- DVD cover
- Directed by: Shaji Kailas
- Written by: Ram Gopal Varma (unc.,story) B. Unnikrishnan
- Produced by: Menaka
- Starring: Biju Menon Nandini Sai Kumar Vijayakumar N. F. Varghese
- Cinematography: Sanjeev Shankar
- Edited by: L. Bhoominathan
- Music by: Rajamani
- Production company: Revathy Kalamandhir
- Distributed by: Rajasree Release Sagar Release Sudev Release
- Release date: 27 June 2002;
- Country: India
- Language: Malayalam

= Shivam (2002 film) =

Shivam is a 2002 Indian Malayalam-language action film directed by Shaji Kailas, written by B. Unnikrishnan and produced by Menaka under the production banner Revathy Kalamandhir. Biju Menon appears in the leading role as Bhadran K. Menon, a tough police officer, who is on a fight against Medayil Devarajan, a smuggler-cum-politician (Sai Kumar). Murali, Nandini, Vijayakumar, Ratheesh, Rajan P. Dev, N. F. Varghese, Baburaj, Subair, T. P. Madhavan and Babu Namboothiri appear in other prominent roles.

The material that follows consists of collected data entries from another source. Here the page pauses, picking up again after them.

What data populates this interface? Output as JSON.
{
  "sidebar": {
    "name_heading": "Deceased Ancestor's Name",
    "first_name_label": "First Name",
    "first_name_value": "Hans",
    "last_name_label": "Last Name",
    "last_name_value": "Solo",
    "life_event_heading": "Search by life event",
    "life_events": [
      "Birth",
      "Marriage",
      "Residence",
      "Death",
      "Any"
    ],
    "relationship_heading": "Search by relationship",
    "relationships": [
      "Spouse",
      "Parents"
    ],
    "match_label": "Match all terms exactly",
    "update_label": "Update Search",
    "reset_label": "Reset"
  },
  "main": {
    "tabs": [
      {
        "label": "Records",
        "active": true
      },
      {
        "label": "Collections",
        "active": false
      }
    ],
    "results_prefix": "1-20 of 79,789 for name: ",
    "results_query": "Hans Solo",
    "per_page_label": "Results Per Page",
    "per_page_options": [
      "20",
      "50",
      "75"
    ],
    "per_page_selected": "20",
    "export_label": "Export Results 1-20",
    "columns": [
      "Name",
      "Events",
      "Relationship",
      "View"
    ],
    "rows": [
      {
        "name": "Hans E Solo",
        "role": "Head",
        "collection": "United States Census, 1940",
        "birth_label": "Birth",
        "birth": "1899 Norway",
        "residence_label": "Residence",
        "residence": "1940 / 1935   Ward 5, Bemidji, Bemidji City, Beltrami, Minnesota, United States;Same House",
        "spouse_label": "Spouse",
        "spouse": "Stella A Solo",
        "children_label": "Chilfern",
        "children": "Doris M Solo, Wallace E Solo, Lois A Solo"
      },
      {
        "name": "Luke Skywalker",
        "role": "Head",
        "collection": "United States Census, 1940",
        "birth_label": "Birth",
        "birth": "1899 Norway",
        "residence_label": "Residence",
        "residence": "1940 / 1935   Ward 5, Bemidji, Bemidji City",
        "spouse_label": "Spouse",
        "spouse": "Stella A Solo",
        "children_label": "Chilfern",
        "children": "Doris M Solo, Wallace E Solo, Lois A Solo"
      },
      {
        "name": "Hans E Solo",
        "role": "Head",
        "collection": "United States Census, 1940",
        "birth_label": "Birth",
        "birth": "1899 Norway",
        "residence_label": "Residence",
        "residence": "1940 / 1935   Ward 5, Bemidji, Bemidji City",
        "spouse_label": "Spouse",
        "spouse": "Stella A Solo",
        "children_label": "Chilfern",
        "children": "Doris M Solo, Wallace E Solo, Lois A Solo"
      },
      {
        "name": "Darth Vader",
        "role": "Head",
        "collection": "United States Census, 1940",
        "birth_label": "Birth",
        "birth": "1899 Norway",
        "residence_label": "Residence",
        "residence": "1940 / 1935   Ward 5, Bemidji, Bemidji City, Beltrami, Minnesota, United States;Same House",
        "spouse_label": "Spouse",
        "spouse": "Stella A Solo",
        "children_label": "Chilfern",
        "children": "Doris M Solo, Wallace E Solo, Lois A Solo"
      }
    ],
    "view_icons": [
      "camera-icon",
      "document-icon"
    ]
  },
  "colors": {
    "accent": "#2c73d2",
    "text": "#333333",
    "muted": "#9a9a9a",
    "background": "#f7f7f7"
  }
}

The film is a remake of the 1999 Hindi movie, Shool, originally written by veteran filmmaker Ram Gopal Varma. It was based on the true story of man named Shivam Kapoor. As it was produced at a very small budget within a short period, this film was successful in covering the production cost.

== Reception ==
A critic from indiainfo.com wrote, "The film is full of violence and action leaving no room for soft and mild moments".